Squeezing and Entanglement Dynamics in Phase-Sensitive Non-Hermitian Systems

TL;DR

This paper introduces a phase-sensitive non-Hermitian model exhibiting both APT and PT symmetries, revealing a link between APT phase transitions and the emergence of quantum entanglement, with implications for quantum information processing.

Contribution

It constructs a novel model that combines APT and PT symmetries and explores their relationship with quantum entanglement dynamics in nonlinear systems.

Findings

APT phase transition induces quantum entanglement.

Phase tuning controls entanglement generation.

Model reveals deeper insights into nonlinear quantum systems.

Abstract

Over the past decade, parity-time (PT) symmetry and anti-PT (APT) symmetry in various physical systems have been extensively studied, leading to significant experimental and theoretical advancements.
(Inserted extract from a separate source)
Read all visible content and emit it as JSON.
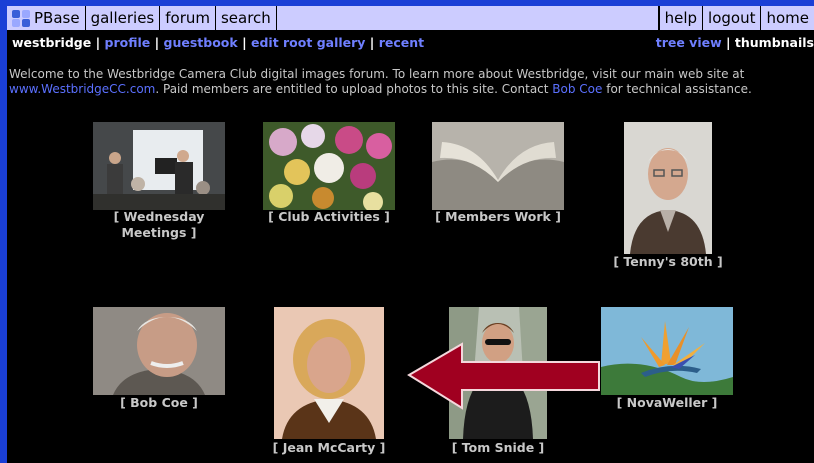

However, physical systems that simultaneously exhibit both PT and APT symmetry have not yet been explored. In this study, we construct a phase-sensitive non-Hermitian wave mixing model that inherently possesses single-mode APT symmetry. By tuning the phase of the pump field, this model simultaneously exhibits two-mode quadrature-PT symmetry. Moreover, the APT phase transition is accompanied by the emergence of quantum entanglement from absence to presence. This remarkable quantum effect, quantum entanglement, which distinguishes itself from classical physics, is surprisingly linked to APT symmetry phase transition. Our work further explores the relationship between two-mode quantum entanglement and the phase of the pump field, offering deeper insight into the generation and evolution of entanglement in the corresponding nonlinear system. This provides a new perspective on quantum information processing.